Using AWS S3 as Terraform Backend

 

Terraform backend is the place where Terraform stores the state file. By default, it's a local storage (local machine) but it can also be a remote one (AWS, GCS etc...).

In Terraform State | My Public Notepad it was discussed why it's better to use a remote Terraform backend rather than a local one or using a version control system (e.g. Git repository).
 
AWS-based remote backend comprises:
  • S3 bucket which stores TF state file
    • bucket name e.g. tf-state-bucket
    • key (of the stored resource) is the object path where the state file is stored e.g. path/to/terraform.tfstate
    • region e.g. eu-south-1
       
  • DynamoDB table which implements state locking and consistency checks
    • name e.g. tf-state-locking
    • this table must have a primary (hash) key named lockId
 
To configure remote backend in Terraform, we need to use terraform block in configuration file. We already mentioned this block in Terraform Providers | My Public Notepad when we wanted to specify exact plugin version. There we used terraform_providers block but here, to specify TF backend, we need to use backend block:

main.tf:
 
resource "local_file" "foo" {
    filename = "/root/foo.txt"
    content = "This is a content of foo.txt."
}


It is a good practice to keep terraform block in a separate file e.g. terraform.tf:

terraform {
    backend "s3"  {
        bucket = "tf-state-bucket"
        key = "path/to/terraform.tfstate"
        region = "eu-south-1"
        dynamodb_table = "tf-state-locking"
    }
}

backend block "s3" has 3 mandatory attributes: bucket, key and region. dynamodb_table is an optional argument. 

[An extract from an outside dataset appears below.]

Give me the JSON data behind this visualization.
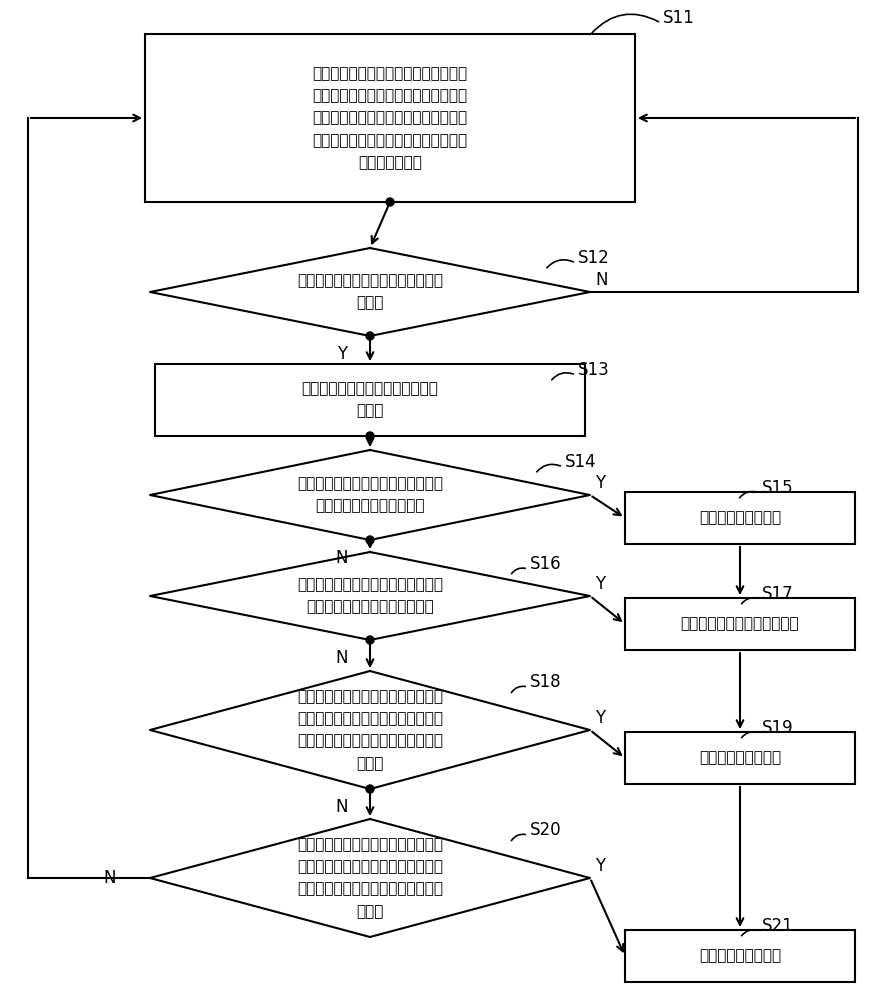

If we've used terraform init before switching to the remote backend, terraform apply would issue an error stating that backend reinitialization is required. We simply need to re-run terraform init which will migrate pre-existing state from local to a new s3 backend (state file will be copied from a local disk into s3 bucket). After this we can delete local state file:

$ rm -rf terraform.tfstate

Any future executions of terraform plan or apply would be using the state file stored remotely, in s3 bucket. Pulling and pushing the terraform.tfstate file will be automatic. Prior to each of these operations the state lock would be acquired and after them, it would be released. This will keep integrity of the remotely stored state file.